Love it or loathe it, there has been much ado about ChatGPT and its ability to replicate some artistic and compositional tasks. 

“But ChatGPT can no more conceive ‘Mrs. Dalloway’ than it can guide and people-manage an organization,” Heller noted. “Instead, A.I. can gather and order information, design experiments and processes, produce descriptive writing and mediocre craftwork, and compose basic code, and those are the careers likeliest to go into slow eclipse.”

In fact, ChatGPT uses human trainers to teach the AI. Like most AI systems, it must conduct its learning by poring over, collecting, and attempting to synthesize volumes of published works and human research.

“ChatGPT can write and debug code well enough to get a job at Amazon. It learned this skill from code-hosting platform GitHub, but soon it’s going to take lessons from actual engineers,” Chandra Steele pointed out in PC Mag. “OpenAI, which owns ChatGPT, is hiring 1,000 coders, in part to explain their methods to ChatGPT in natural language.”

Sanjay Sarma, a professor of mechanical engineering at M.I.T., told Heller on the phone, “I think the future belongs to the humanities.”

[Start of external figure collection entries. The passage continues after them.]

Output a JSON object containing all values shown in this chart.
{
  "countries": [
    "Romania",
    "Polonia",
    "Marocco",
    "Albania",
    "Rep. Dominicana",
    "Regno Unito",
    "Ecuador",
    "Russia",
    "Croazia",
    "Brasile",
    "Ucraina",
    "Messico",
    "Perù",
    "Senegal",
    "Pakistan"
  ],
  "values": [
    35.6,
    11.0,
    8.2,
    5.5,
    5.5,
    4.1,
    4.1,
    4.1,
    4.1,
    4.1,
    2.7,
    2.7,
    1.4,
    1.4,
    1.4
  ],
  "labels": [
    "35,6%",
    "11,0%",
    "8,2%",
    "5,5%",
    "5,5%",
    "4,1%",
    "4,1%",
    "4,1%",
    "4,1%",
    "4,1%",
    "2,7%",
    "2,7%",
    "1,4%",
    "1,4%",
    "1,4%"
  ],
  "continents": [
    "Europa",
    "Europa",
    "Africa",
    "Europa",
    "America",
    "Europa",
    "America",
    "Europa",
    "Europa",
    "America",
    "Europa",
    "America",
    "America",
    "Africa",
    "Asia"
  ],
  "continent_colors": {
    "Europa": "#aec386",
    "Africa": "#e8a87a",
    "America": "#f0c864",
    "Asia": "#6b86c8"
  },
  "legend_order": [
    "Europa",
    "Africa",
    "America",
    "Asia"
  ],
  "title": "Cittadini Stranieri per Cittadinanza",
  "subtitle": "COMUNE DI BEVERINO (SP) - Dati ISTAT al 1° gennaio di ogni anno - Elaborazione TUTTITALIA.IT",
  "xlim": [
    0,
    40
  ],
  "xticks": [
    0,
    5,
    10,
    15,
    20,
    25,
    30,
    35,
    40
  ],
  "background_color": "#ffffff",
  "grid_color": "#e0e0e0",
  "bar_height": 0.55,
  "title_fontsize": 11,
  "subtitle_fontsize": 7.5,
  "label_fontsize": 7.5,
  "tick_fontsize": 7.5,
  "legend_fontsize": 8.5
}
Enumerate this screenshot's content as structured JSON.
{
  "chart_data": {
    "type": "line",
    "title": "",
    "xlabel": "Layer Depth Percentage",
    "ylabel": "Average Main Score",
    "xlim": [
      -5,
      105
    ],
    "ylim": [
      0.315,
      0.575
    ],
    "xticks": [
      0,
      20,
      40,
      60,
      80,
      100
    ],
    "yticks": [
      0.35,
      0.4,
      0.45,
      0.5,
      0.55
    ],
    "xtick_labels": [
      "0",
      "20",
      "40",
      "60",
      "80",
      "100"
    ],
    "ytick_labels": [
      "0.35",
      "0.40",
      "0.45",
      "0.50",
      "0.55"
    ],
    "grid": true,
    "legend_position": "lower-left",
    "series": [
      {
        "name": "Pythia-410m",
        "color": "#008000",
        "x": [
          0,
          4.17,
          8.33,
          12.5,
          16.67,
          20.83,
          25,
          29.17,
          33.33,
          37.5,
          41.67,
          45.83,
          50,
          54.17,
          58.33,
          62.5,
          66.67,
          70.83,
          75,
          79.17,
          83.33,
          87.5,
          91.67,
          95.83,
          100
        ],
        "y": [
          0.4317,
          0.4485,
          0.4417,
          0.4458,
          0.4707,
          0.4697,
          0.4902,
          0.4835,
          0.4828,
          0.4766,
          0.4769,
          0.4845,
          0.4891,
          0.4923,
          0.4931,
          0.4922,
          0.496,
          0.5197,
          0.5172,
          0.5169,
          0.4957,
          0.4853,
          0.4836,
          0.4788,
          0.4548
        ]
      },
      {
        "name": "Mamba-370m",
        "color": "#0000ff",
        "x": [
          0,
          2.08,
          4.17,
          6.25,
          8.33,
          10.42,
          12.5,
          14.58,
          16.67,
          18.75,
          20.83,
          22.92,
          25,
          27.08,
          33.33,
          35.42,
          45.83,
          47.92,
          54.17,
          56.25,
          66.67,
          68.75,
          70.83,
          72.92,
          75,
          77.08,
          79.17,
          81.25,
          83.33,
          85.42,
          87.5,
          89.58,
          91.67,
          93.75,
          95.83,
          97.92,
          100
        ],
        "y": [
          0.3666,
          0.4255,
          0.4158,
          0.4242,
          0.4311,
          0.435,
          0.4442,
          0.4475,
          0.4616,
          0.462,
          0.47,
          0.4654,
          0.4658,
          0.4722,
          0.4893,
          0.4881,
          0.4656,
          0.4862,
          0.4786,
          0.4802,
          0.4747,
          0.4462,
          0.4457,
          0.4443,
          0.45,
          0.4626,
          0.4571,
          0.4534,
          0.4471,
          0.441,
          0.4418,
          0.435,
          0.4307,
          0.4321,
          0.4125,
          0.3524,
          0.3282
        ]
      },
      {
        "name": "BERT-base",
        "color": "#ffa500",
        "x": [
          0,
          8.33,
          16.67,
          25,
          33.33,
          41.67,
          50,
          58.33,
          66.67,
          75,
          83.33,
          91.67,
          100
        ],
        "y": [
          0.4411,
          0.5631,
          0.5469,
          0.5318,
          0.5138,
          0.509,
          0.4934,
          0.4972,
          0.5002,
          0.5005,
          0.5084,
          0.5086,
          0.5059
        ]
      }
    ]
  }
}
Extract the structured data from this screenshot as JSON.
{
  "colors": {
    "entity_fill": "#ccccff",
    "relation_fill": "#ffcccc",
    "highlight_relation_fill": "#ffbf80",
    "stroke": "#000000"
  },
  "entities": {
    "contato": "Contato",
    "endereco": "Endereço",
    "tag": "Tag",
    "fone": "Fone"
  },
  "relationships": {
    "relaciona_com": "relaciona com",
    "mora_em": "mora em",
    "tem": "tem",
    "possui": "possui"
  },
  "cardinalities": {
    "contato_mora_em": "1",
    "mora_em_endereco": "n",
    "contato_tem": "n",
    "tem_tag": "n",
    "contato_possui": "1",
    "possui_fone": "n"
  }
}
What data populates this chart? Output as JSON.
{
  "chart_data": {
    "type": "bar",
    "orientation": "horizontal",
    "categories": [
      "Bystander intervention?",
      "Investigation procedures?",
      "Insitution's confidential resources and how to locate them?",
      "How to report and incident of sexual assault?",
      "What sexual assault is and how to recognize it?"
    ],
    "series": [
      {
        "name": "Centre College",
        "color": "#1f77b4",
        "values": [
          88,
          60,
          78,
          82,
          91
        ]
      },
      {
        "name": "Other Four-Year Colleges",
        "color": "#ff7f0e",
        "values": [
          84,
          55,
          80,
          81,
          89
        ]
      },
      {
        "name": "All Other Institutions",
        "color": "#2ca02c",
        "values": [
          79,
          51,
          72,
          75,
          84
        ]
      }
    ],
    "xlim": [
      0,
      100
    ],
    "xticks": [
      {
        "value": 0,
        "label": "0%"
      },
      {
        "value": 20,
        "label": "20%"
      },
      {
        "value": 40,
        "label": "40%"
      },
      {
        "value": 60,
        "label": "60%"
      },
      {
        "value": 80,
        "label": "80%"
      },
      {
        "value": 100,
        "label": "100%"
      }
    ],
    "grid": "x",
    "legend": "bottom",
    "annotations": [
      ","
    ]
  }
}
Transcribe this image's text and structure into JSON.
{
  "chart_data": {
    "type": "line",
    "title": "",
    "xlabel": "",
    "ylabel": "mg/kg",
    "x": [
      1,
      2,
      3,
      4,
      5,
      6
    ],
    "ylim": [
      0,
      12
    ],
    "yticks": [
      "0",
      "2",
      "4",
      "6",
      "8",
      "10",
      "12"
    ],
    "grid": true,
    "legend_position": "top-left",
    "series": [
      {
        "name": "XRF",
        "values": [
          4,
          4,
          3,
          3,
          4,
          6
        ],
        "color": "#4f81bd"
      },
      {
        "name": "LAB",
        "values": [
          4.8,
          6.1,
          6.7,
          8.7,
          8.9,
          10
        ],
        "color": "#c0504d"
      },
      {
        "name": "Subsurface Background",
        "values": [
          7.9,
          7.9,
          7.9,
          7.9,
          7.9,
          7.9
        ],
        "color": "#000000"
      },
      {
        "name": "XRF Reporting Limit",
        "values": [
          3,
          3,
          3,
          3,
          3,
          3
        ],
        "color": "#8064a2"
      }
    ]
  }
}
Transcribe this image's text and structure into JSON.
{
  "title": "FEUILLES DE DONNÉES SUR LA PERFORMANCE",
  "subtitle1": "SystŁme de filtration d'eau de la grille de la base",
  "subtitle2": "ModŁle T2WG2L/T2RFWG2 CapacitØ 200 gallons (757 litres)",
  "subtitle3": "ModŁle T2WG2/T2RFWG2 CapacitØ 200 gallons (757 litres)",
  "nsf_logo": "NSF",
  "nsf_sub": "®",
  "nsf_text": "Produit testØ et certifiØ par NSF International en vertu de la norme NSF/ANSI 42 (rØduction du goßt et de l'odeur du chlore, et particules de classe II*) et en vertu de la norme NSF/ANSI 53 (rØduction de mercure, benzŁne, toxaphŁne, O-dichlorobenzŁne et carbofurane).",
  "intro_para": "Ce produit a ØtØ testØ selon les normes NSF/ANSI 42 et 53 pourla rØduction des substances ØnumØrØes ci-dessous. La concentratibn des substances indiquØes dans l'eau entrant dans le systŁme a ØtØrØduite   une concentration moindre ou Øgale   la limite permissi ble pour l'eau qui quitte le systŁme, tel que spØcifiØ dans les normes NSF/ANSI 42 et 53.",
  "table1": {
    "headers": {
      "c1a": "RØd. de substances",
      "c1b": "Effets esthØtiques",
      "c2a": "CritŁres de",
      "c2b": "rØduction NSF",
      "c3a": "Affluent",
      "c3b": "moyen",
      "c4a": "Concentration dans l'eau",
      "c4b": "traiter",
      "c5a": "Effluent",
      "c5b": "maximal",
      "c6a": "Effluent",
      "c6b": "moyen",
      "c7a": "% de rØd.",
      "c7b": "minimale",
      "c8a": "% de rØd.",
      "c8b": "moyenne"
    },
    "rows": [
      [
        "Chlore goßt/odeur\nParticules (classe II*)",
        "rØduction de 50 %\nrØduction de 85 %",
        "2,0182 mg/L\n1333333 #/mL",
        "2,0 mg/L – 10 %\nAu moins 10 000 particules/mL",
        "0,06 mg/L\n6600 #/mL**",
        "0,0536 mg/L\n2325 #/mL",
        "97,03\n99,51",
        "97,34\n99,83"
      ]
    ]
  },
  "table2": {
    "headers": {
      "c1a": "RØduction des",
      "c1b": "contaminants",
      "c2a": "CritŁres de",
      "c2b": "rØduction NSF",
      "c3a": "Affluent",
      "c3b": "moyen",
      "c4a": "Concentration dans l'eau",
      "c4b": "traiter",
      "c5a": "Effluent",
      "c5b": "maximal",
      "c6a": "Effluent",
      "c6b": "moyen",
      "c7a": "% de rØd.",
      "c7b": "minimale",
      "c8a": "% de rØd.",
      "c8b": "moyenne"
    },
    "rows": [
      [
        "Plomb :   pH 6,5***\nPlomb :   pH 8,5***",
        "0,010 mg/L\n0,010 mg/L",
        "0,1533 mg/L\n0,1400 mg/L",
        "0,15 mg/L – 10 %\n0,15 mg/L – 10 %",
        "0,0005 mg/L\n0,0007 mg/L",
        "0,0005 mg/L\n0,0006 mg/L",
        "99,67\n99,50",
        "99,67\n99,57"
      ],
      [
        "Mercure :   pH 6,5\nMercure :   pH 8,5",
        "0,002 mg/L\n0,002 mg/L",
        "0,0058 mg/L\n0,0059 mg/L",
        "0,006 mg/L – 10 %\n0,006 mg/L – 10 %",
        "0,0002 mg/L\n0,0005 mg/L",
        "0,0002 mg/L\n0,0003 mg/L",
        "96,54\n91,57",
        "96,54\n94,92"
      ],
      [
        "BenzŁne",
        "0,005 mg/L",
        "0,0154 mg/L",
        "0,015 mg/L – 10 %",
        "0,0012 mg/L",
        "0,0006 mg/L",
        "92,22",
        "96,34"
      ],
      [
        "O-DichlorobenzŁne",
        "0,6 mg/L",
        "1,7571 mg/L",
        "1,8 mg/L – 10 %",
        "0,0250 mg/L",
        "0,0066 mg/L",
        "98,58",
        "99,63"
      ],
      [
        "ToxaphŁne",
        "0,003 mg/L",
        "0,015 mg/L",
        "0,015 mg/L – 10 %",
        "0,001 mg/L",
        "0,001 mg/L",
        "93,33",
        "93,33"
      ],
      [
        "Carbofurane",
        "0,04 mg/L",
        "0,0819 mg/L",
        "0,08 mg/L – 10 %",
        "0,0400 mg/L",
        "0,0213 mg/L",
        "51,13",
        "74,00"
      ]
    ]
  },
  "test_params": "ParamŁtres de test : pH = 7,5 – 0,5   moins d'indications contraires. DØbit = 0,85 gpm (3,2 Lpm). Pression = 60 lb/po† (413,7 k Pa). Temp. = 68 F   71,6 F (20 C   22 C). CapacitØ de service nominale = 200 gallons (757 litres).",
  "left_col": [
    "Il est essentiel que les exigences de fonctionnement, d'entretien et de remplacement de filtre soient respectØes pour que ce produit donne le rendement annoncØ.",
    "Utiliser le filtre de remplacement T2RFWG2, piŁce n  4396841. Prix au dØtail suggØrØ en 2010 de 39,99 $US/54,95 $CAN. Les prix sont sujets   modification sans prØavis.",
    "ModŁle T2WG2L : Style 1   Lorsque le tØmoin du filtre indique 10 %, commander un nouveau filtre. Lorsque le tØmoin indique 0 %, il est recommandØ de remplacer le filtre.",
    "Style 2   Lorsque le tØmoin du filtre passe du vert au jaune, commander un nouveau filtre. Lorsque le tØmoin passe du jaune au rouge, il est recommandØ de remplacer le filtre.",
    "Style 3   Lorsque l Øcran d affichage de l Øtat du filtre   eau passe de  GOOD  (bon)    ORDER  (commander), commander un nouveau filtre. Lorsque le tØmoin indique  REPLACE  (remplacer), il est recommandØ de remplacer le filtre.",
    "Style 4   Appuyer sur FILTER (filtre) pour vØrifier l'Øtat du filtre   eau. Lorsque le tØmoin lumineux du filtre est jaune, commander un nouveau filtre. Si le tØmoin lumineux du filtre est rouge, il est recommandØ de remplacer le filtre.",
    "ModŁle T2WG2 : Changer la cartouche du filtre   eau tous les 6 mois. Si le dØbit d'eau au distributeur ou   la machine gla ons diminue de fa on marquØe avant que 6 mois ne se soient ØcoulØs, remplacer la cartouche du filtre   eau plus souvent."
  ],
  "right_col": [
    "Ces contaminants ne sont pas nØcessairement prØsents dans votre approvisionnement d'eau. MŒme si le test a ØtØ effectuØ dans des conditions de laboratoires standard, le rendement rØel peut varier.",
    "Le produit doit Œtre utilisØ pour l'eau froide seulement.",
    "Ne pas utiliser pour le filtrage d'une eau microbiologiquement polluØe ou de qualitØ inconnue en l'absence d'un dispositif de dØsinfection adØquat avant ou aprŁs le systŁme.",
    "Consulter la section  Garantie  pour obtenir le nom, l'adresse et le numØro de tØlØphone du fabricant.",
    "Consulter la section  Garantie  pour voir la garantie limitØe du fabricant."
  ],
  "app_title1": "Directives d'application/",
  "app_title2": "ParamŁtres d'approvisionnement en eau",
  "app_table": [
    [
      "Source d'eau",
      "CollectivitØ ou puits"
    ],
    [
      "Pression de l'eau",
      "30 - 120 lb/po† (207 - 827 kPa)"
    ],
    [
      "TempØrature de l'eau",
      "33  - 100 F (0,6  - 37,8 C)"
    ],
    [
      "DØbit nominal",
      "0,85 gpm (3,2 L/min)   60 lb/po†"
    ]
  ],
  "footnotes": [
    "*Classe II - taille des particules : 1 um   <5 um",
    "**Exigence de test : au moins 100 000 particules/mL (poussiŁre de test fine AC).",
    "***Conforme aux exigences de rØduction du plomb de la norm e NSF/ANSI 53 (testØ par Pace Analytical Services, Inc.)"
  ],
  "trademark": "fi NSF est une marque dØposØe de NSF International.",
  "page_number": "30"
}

Hiring Creative Talent: How MSPs, Hiring Managers, and Staffing Suppliers Can Align

Given the current employment situation, the fierce competition to secure skilled talent makes perfect sense. Yet the creative, intrapreneurial mavericks should not be omitted in the search. Creative workers can be the best hires for companies that are truly in motion, tolerant of change, serious about stirring the pot to innovate, and creating new environments that require a degree of risk and uncertainty. The creativity, drive and exploratory nature of these individuals help businesses discover and capitalize on new opportunities, break free from outdated and ineffective models, pioneer unique solutions, and avoid stagnation. They have the potential to be prized assets for a growing or rebranding company.

Sourcing creative talent is itself a creative process. Staffing requires matching the right talent to the right business culture, often deploying unconventional recruiting and screening processes. This is the job of staffing professionals — one they consistently perform and refine. The best way clients, MSPs, and their staffing partners can achieve client goals together is to focus on fit.

  • Staffing providers and MSPs, when tasked with handling a program concentrated on change and innovation, should spend a greater amount of time during discovery and voice of the customer meetings to get a clear picture of the client’s existing culture, its ability to loosen structures and policies, and its comfort level with creative talent who may operate outside traditional team structures or approval processes.
  • MSPs, clients, and their staffing partners must spend extra time communicating about the realistic nature of the client’s culture and flexibility.
  • Staffing professionals, combining this information with their expertise in sourcing creative talent, can more easily assess the best fits between hiring managers and maverick innovators.
  • After coordinating with staffing partners on submitted candidates, hiring managers or MSPs must also be willing to champion these selections, making cases for non-traditional yet innovative talent whose pros outweigh perceived cons.

If there’s a theme for the direction of business in this century, it’s punctuated by a recurring buzzword: innovation. Companies want “breakthroughs” and “bold ideas” and “the next big thing.” But ideas — the notions, what if’s, and imaginative leaps — these qualities exist in the realm of the mind. Machines and data can produce some wonderful things. Coming up with that next big idea that will lead to new iterations of these technologies — and that's best left to the dreamers, the philosophers, the artists, and the creative thinkers behind the science.